Durant deux décennies, l’extraction s’était faite sans problème et Morvan, tout en exerçant son métier de flic en France, avait gardé un œil sur son pactole. À la fin des années 90, il avait anticipé deux faits. D’une part Mobutu ne serait bientôt plus là pour renouveler la convention et d’autre part il y avait désormais un meilleur produit à extraire du sol congolais : le coltan. Un minerai utilisé dans la fabrication des composants électroniques des téléphones portables ou des consoles de jeux vidéo en plein essor à l’époque. Avant que le vieux Léopard, malade et lâché par les grandes puissances, ne soit poussé vers la sortie, Morvan lui avait arraché une nouvelle signature, validée par les ministres des Mines, des Finances et du Plan — des hommes qu’il arrosait depuis vingt-cinq ans avec le soutien de la France et qui n’allaient pas tarder non plus à sauter. L’autorisation portait sur des zones riches en coltan qui se trouvaient au Katanga, loin de la région du Kivu où tous les autres gisements se situaient — une poudrière qui allait devenir un bourbier sanglant après le génocide du Rwanda voisin.

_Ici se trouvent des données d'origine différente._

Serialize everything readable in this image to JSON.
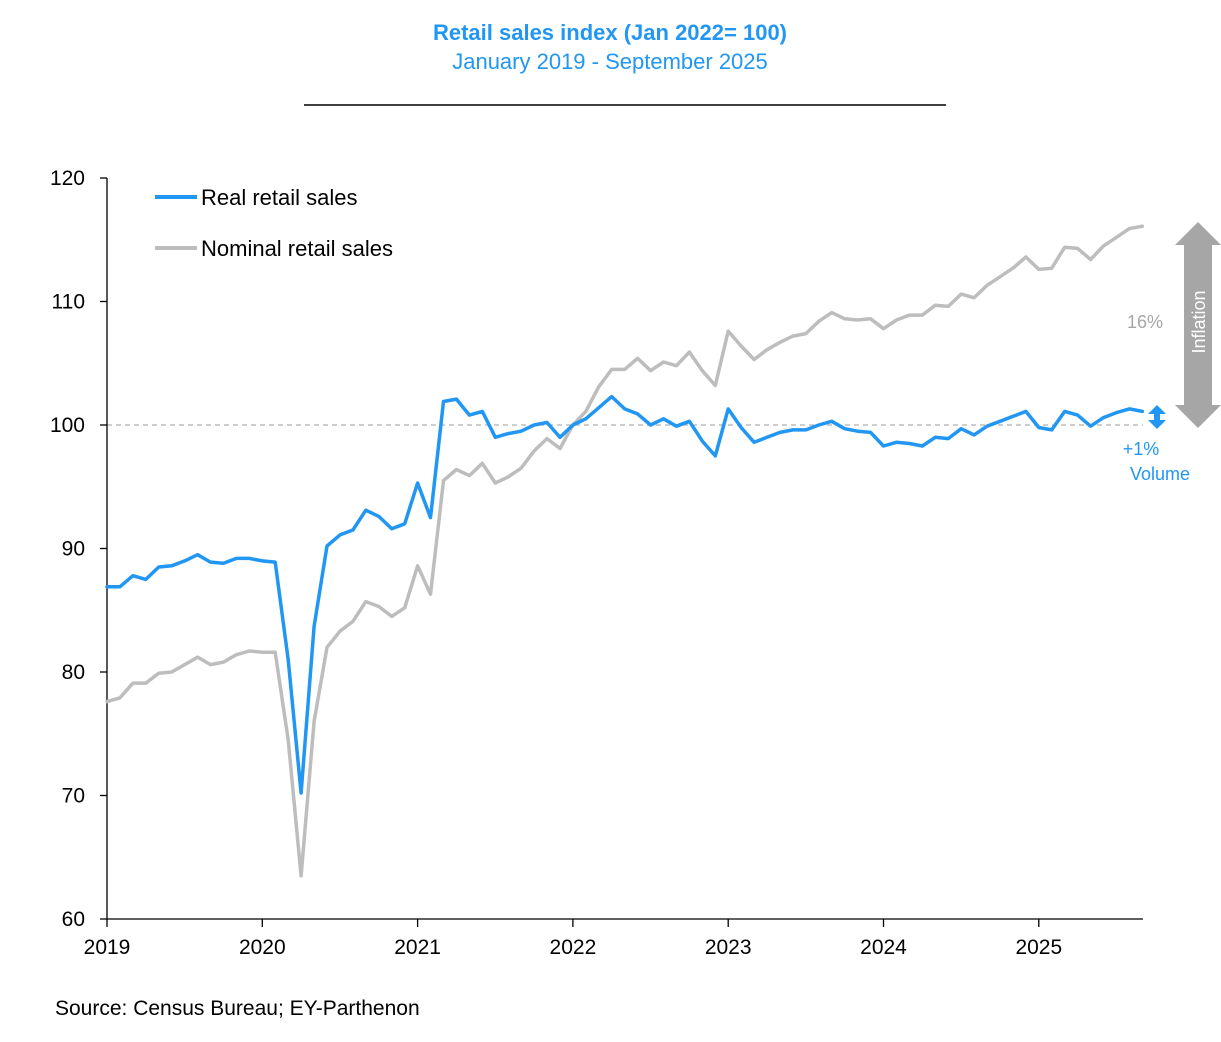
{
  "colors": {
    "real": "#2196F3",
    "nominal": "#BDBDBD",
    "title": "#2196F3",
    "arrow": "#A6A6A6",
    "ref": "#B0B0B0"
  },
  "chart_data": {
    "type": "line",
    "title": "Retail sales index (Jan 2022= 100)",
    "subtitle": "January 2019 - September 2025",
    "xlabel": "",
    "ylabel": "",
    "ylim": [
      60,
      120
    ],
    "yticks": [
      "60",
      "70",
      "80",
      "90",
      "100",
      "110",
      "120"
    ],
    "xticks": [
      "2019",
      "2020",
      "2021",
      "2022",
      "2023",
      "2024",
      "2025"
    ],
    "x_start": "2019-01",
    "x_end": "2025-09",
    "reference_line": 100,
    "legend": {
      "position": "top-left",
      "entries": [
        "Real retail sales",
        "Nominal retail sales"
      ]
    },
    "series": [
      {
        "name": "Real retail sales",
        "color_key": "real",
        "values": [
          86.9,
          86.9,
          87.8,
          87.5,
          88.5,
          88.6,
          89.0,
          89.5,
          88.9,
          88.8,
          89.2,
          89.2,
          89.0,
          88.9,
          81.0,
          70.2,
          83.7,
          90.2,
          91.1,
          91.5,
          93.1,
          92.6,
          91.6,
          92.0,
          95.3,
          92.5,
          101.9,
          102.1,
          100.8,
          101.1,
          99.0,
          99.3,
          99.5,
          100.0,
          100.2,
          99.0,
          100.0,
          100.5,
          101.4,
          102.3,
          101.3,
          100.9,
          100.0,
          100.5,
          99.9,
          100.3,
          98.7,
          97.5,
          101.3,
          99.8,
          98.6,
          99.0,
          99.4,
          99.6,
          99.6,
          100.0,
          100.3,
          99.7,
          99.5,
          99.4,
          98.3,
          98.6,
          98.5,
          98.3,
          99.0,
          98.9,
          99.7,
          99.2,
          99.9,
          100.3,
          100.7,
          101.1,
          99.8,
          99.6,
          101.1,
          100.8,
          99.9,
          100.6,
          101.0,
          101.3,
          101.1
        ]
      },
      {
        "name": "Nominal retail sales",
        "color_key": "nominal",
        "values": [
          77.6,
          77.9,
          79.1,
          79.1,
          79.9,
          80.0,
          80.6,
          81.2,
          80.6,
          80.8,
          81.4,
          81.7,
          81.6,
          81.6,
          74.5,
          63.5,
          76.0,
          82.0,
          83.3,
          84.1,
          85.7,
          85.3,
          84.5,
          85.2,
          88.6,
          86.3,
          95.5,
          96.4,
          95.9,
          96.9,
          95.3,
          95.8,
          96.5,
          97.9,
          98.9,
          98.1,
          100.0,
          101.1,
          103.1,
          104.5,
          104.5,
          105.4,
          104.4,
          105.1,
          104.8,
          105.9,
          104.4,
          103.2,
          107.6,
          106.4,
          105.3,
          106.1,
          106.7,
          107.2,
          107.4,
          108.4,
          109.1,
          108.6,
          108.5,
          108.6,
          107.8,
          108.5,
          108.9,
          108.9,
          109.7,
          109.6,
          110.6,
          110.3,
          111.3,
          112.0,
          112.7,
          113.6,
          112.6,
          112.7,
          114.4,
          114.3,
          113.4,
          114.5,
          115.2,
          115.9,
          116.1
        ]
      }
    ],
    "annotations": {
      "inflation_label": "Inflation",
      "inflation_pct": "16%",
      "volume_pct": "+1%",
      "volume_label": "Volume"
    },
    "source": "Source: Census Bureau; EY-Parthenon"
  }
}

En 1998, Morvan avait monté Coltano, holding basée à Paris qui englobait des fonds français, luxembourgeois et congolais. Les généraux avaient dû accepter le deal : l’extraction était faite officiellement par une société de droit congolais, le raffinage et la distribution étaient assurés par des compagnies européennes. Mais Morvan, au sein du groupe, se sentait fragile. Quelques années plus tard, pour renforcer sa position, il avait proposé d’introduire Coltano en Bourse. Cette décision avait à la fois permis d’apporter des capitaux neufs et d’asseoir sa présence au sein du comité directeur — on avait vite fait de disparaître d’une société au Congo, et même de disparaître tout court.

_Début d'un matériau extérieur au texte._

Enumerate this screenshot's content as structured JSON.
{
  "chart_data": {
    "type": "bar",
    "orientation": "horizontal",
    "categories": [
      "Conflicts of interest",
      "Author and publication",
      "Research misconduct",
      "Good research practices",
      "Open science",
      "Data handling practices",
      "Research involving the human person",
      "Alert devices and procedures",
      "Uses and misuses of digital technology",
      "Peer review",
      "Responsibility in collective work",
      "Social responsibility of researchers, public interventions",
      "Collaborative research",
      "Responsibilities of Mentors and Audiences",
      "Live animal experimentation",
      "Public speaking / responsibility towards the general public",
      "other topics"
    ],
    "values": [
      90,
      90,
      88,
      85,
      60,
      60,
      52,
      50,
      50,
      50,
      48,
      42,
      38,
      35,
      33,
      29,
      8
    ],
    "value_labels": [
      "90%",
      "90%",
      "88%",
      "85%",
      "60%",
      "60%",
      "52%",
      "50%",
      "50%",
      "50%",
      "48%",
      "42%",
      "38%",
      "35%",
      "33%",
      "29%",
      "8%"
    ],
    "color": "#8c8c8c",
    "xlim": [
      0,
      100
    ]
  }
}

L’introduction, supervisée par Loïc, s’était bien passée, mais son père n’avait pas réussi à tirer son épingle du jeu : à l’heure actuelle, il ne possédait que 16 % des parts, Heemecht, la boîte luxembourgeoise, en avait 18 % ; les Congolais s’étaient partagé le gâteau à hauteur de 28 % ; pour le reste, le tour de table avait été large et comprenait des sociétés belges impliquées dans cette activité, l’État français, qui avait apporté sa technologie, et une infinité de petits porteurs, ce qu’on appelait le « flottant ».

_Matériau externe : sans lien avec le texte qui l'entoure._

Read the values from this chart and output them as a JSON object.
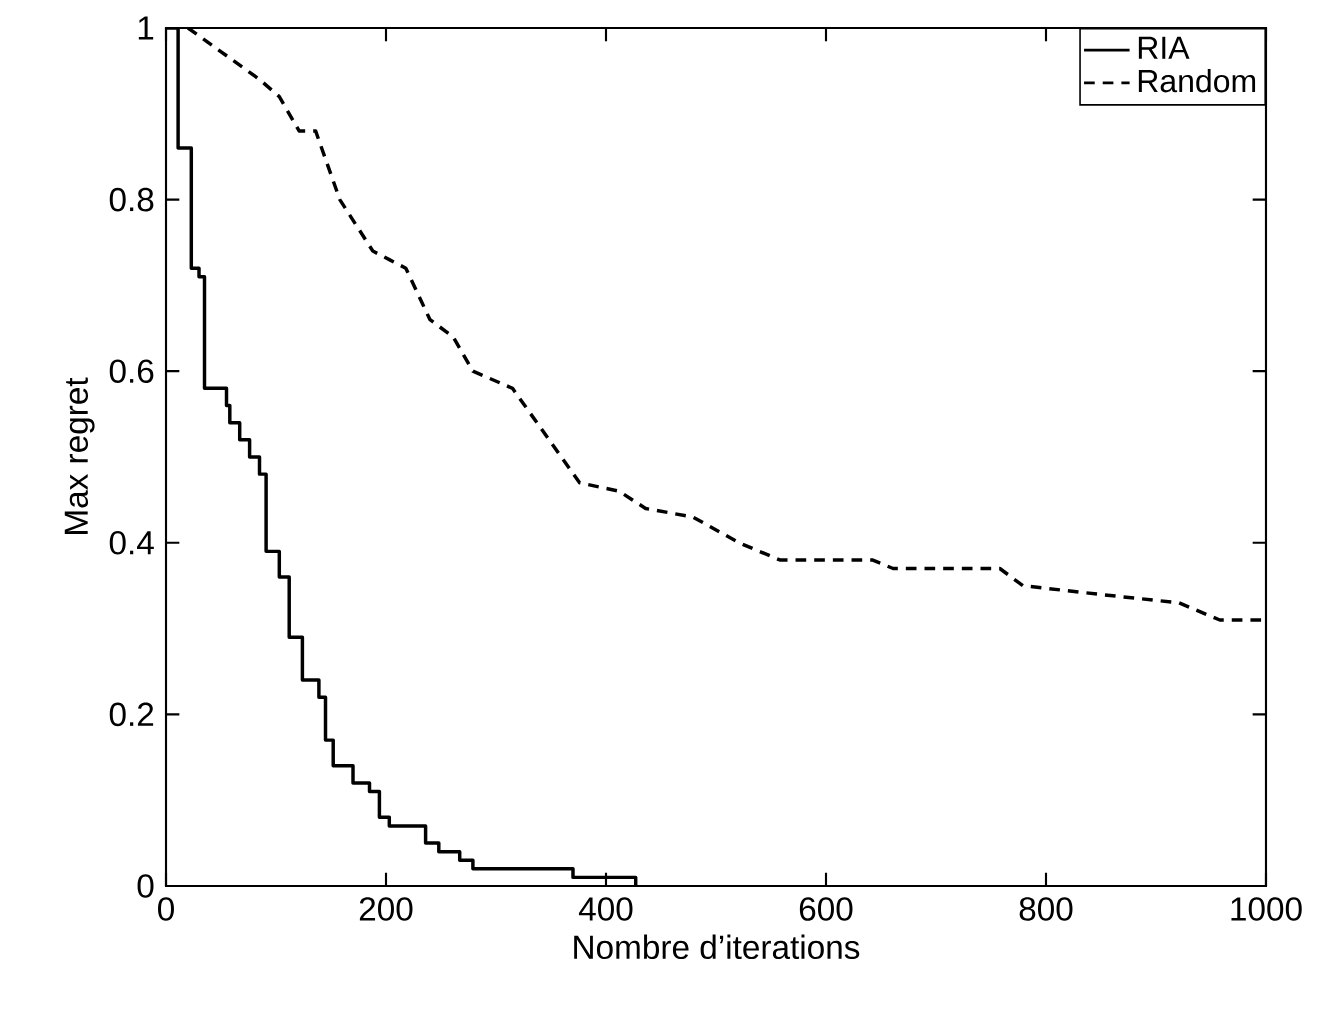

Aujourd’hui, Coltano était la seule entreprise d’exploitation de coltan cotée en Bourse. La seule aussi à être équipée de matériel moderne — dans le Kivu, on forçait les fermiers locaux à creuser à la pioche ou à la main, dans un climat de violence et de terreur hallucinant. Cela donnait au groupe un profil intéressant, mais pas de quoi compenser ses points faibles. Loïc relut les analyses qu’il avait rédigées lui-même, en sous-main, pour étouffer toute velléité d’achat. Revenus ronronnants. Filons épuisés. Matériel vieillissant… De vrais tue-l’amour.

Il décrocha son téléphone.

Mark Cesby était analyste chez Blackrock, premier gestionnaire d’actifs au monde, dix mille soldats pour faire fructifier un capital de trois mille cinq cents milliards de dollars. Loïc l’avait connu du temps de Wall Street. L’Anglais était un spécialiste des fonds miniers. Un géant qui portait des favoris comme Joe Cocker et jouait à fond l’excentricité vestimentaire british — des carreaux, toujours des carreaux !

— T’as vu la progression de Coltano ? attaqua Loïc sans fioritures.

Il l’appelait sur son portable personnel, toutes les conversations sur les lignes de Blackrock étant enregistrées.

— Incompréhensible, répondit l’Anglais.